Local authorities and the Welsh Government must take radical action to tackle growing social isolation and economic inequality, according to Garnant councillor Kevin Madge.

Improvements to public transport with an increase in subsidised services would address many of the key issues faced by families struggling in the climate of austerity, Cllr Madge has claimed.

He also believes such a move would also offer a significant boost to failing town centres grappling with falling footfall, such as Ammanford.
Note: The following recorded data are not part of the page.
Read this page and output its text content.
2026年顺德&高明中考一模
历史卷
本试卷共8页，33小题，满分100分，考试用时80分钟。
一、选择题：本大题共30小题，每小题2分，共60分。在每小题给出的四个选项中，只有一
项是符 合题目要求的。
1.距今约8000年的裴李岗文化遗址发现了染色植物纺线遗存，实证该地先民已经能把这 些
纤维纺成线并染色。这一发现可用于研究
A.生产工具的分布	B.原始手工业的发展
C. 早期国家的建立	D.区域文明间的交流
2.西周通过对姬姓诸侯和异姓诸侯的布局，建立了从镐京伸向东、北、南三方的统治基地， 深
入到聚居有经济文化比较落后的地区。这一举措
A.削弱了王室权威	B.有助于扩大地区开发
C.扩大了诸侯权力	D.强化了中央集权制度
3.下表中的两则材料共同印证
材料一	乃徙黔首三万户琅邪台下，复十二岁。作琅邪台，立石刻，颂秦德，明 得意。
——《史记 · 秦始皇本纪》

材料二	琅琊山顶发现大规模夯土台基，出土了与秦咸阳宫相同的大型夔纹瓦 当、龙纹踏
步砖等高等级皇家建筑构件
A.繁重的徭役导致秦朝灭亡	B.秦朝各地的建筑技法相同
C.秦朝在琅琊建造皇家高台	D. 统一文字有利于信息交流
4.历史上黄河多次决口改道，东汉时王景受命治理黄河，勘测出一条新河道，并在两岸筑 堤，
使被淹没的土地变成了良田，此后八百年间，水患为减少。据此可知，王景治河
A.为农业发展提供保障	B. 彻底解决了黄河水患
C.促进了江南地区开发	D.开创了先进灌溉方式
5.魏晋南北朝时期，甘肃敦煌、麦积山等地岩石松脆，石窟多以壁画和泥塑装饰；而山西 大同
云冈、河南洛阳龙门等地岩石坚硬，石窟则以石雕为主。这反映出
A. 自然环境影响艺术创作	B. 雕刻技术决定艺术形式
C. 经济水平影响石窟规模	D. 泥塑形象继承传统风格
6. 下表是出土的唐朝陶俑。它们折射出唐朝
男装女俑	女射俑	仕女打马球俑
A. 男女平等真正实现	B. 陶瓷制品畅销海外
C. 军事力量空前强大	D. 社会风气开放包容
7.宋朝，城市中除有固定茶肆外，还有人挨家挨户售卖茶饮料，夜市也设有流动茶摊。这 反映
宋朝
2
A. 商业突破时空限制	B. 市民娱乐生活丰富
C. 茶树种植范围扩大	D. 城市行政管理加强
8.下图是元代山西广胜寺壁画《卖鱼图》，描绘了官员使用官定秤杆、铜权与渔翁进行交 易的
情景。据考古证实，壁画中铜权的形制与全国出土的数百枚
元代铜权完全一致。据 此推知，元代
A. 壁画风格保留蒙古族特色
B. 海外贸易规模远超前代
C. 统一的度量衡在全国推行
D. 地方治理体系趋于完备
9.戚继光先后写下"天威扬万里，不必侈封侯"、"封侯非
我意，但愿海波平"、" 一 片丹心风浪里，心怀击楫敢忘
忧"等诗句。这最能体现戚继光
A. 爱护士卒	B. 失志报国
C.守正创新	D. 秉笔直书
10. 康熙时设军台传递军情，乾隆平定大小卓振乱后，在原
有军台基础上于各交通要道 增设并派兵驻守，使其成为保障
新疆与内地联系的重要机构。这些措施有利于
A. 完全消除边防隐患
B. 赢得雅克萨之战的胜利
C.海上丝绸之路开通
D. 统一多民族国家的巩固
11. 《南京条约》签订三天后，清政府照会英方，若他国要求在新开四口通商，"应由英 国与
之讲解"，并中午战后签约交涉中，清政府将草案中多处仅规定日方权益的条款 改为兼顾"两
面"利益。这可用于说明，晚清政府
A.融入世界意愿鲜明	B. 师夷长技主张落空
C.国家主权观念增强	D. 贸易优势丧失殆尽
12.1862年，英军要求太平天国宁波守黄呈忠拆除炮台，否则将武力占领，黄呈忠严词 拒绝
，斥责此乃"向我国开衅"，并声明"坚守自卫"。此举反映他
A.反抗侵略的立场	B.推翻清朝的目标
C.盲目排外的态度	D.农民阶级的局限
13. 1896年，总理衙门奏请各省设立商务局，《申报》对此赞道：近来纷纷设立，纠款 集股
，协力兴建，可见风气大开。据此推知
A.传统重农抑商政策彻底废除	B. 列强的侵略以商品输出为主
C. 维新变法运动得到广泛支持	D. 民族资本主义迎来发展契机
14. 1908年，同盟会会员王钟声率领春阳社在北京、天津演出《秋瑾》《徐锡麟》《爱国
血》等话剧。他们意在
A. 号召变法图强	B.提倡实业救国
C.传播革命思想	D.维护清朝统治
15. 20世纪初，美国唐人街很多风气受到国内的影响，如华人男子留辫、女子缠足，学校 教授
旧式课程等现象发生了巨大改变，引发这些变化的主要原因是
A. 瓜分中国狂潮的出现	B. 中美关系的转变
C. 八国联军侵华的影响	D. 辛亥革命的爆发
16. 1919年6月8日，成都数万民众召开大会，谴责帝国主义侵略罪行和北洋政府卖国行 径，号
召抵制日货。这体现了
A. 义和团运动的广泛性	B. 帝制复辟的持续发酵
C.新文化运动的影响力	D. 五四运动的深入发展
“The impact of reduced public transport services in an area like this is immense – and the cost of using those services that remain are beyond the means of many people,” said Cllr Madge.

“I know of mothers who are on the breadline, but who cannot afford the bus fare into Ammanford to use the foodbank and get the help they need to feed their children. That cannot be acceptable.

“I also know people who are being forced to pay upwards of £80 per week to visit loved ones in hospital in Glangwili and Prince Philip hospitals. That is just not right.

“The lack of affordable public transport in the Amman valley is damaging the economic viability of our communities and making life more and more difficult for ordinary people.”

Cllr Madge said that the reduction in services – and the failure of government and local authority to subside services is helping to kill off small towns.

“During the day we see buses going up band down the valley that are empty because people do not have the money to use them,” he said.

“As well as leaving those people in need, it also has a negative impact on Ammanford, with less people going into town.

“If people could get into Ammanford easily and cheaply, then they would go. That in turn would see a boost to the shops in the town.

“Public transport has been cut back much too far and bus services are simply not up to getting people where they need to go anymore.

“People cannot even use the to and from work because those services no longer exist.

“There are no buses back up the valley on a Friday and Saturday evening, and the last bus from Carmarthen to Ammanford is at 8.15pm.

“Ammanford to the Twyn in Garnant is only four-and-a-half miles, but the cost of a taxi is £14.50. People simply cannot afford that.

“It means that the days of people from further up the valley heading into Ammanford for a night out are over.

“We need to subside buses to help companies provide a service people can use.

“The number one problem we are facing in society today is that of social isolation – and one way we can tackle that is by offering people a public transport service that is both affordable and convenient.

“We need to take a radical look at how we tackle poverty and isolation. We need to use our resources to make a difference.”